Plans by the Asian Energy Company (AEC) for open pit coal mining, which threatened displacement for hundreds of indigenous families in Phulbaria as well as more serious environmental damage, were resisted across the country. Again, the police shot at the demonstrators, and five persons were killed. The demonstrators demanded that the government cancel its agreement with AEC and protect their rights to their right to life.
A serious crisis surfaced in the export garment industries as workers' demands for reconsideration of minimum wages, which had remained stagnant since 1993, and safety conditions continued to be ignored.
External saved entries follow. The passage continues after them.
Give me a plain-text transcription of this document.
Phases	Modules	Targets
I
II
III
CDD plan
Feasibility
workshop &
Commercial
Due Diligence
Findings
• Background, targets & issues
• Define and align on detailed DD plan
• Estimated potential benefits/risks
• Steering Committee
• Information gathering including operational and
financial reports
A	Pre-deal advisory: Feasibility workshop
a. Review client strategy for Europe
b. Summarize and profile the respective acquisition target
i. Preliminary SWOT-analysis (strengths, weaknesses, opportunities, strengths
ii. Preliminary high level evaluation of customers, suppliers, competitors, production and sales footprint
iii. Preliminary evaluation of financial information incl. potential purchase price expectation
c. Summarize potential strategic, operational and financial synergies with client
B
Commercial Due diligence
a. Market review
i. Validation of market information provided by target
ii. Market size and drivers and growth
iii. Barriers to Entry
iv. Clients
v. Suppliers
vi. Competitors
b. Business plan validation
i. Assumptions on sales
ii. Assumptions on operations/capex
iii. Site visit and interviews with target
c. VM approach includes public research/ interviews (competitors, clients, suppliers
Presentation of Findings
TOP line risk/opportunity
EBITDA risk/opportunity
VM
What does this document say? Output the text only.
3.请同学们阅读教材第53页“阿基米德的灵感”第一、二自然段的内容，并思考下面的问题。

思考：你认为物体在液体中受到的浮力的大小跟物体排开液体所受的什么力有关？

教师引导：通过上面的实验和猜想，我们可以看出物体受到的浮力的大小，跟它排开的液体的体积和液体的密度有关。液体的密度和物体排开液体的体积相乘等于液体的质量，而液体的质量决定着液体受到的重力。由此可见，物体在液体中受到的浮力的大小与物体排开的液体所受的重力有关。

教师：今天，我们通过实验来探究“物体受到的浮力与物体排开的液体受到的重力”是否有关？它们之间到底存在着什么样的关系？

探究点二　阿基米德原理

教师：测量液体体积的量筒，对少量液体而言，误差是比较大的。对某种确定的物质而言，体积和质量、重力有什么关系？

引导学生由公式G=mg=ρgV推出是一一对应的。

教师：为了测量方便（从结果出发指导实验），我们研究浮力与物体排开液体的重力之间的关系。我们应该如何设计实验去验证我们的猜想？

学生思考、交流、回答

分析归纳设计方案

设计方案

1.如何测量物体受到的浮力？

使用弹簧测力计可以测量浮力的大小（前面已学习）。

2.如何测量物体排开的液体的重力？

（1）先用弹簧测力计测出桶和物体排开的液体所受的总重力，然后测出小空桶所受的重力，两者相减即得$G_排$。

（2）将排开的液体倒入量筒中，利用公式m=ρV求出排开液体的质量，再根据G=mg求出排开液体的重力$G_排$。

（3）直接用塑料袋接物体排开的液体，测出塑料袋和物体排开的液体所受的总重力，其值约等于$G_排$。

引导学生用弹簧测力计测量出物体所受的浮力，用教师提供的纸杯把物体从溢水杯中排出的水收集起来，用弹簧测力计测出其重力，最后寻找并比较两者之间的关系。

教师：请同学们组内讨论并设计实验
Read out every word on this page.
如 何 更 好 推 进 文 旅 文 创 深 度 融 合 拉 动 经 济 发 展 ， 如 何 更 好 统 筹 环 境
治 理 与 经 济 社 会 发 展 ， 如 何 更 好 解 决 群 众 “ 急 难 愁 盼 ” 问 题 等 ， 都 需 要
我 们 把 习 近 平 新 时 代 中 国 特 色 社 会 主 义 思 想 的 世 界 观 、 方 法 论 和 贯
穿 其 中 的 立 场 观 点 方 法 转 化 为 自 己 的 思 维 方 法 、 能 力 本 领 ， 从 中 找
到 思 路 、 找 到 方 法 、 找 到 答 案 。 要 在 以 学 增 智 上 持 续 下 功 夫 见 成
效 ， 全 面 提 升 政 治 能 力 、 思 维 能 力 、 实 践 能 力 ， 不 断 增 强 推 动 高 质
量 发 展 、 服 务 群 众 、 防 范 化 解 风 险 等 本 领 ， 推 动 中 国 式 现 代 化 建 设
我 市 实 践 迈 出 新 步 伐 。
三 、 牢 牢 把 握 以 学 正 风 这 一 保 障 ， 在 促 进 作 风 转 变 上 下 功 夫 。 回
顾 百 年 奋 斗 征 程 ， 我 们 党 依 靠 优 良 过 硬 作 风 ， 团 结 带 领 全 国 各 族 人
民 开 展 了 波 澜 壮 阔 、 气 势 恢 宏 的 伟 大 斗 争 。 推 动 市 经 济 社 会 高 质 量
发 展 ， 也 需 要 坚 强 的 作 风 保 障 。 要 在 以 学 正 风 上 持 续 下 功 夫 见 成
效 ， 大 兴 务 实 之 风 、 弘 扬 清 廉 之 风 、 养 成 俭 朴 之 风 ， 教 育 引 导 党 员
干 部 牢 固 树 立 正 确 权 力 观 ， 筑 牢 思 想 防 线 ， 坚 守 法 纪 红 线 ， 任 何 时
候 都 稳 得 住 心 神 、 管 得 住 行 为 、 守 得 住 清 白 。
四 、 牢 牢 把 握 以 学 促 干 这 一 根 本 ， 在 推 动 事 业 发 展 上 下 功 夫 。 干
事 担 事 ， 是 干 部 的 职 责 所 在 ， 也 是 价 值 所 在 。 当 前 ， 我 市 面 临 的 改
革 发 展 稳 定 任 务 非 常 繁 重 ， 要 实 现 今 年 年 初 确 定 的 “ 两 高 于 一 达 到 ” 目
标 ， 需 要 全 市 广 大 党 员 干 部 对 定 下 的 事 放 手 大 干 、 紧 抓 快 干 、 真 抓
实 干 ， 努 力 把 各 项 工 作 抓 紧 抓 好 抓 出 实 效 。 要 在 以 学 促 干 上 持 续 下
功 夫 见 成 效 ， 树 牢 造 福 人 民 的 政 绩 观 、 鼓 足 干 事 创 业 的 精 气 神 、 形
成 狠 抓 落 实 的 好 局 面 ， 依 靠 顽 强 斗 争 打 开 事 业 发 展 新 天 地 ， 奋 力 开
In May and June, this led to massive worker demos in the export processing zones in Savar and Ghazipur. An announcement that minimum wages were to be increased from the standard of Tk 930 in 1993 to Tk 1630 in 2006 brought few cheers from workers.
Defence of human rights
Defence of human rights has grown increasingly difficult with a breakdown of institutions, impunity of corrupt syndicates, and weaknesses in the justice system itself.
Freedom of expression: While several NGOs faced bureaucratic censors, journalists became the targets of violence instigated by business and political syndicates. Three journalists were killed, 72 reporters were subjected to assault and harassment by members of the ruling party, and cases were filed against 63 journalists.
In Kushtia, a powerful member of parliament assaulted a journalist for reporting his illegal activities, and threatened him into silence. Reporters and photo-journalists also became the target of police assaults during political demos. Freedom of speech and information thus came under serious threat. While eight electronic channels owned by powerful ministers and party members were licensed, the government, contrary to the directions of the Supreme Court, failed to allocate a terrestrial frequency to Ekushey Television.
A captive democracy
Political democracy has been hostage to a power play in which institutions have become dysfunctional. Parliament remained subservient to the interests of a narrow clique of political and commercial syndicates. The Awami League, the major opposition party, boycotted parliament for long periods on the grounds that the speaker repeatedly disallowed discussions on vital issues such as extra-judicial killings, religious militancy, worker unrest in export garment industries, and partisan appointments by the four party alliance government. Parliament failed to perform its function as a watchdog, and as a place for negotiation and dialogue.
The judiciary, the last resort for protection of constitutional liberties, was also affected by politicization. The Supreme Court's directives in 1999 for the separation of the judiciary have not been implemented by the executive. Threats to physical security became an added reason for judicial restraint. On November 12, a year after two judges were killed by a suicide bomber, the lower court judges asked for extra protection from the government.
The Anti-Corruption Commission has remained structurally inoperative since its appointment in 2005. Several bills that could have promoted the establishment of human rights institutions, such as a Human Rights Commission, or laws on freedom of information, gender neutral citizenship laws, or remedies for domestic violence have continued to gather dust in the Law Ministry over the last five years.
Now that national elections to parliament hang in suspension, the question in all our minds is how we can promote and protect our basic civil rights in the face of an impending collapse of political democracy itself.
Dr Hameeda Hossain is a member of the Editorial Board, Forum Magazine.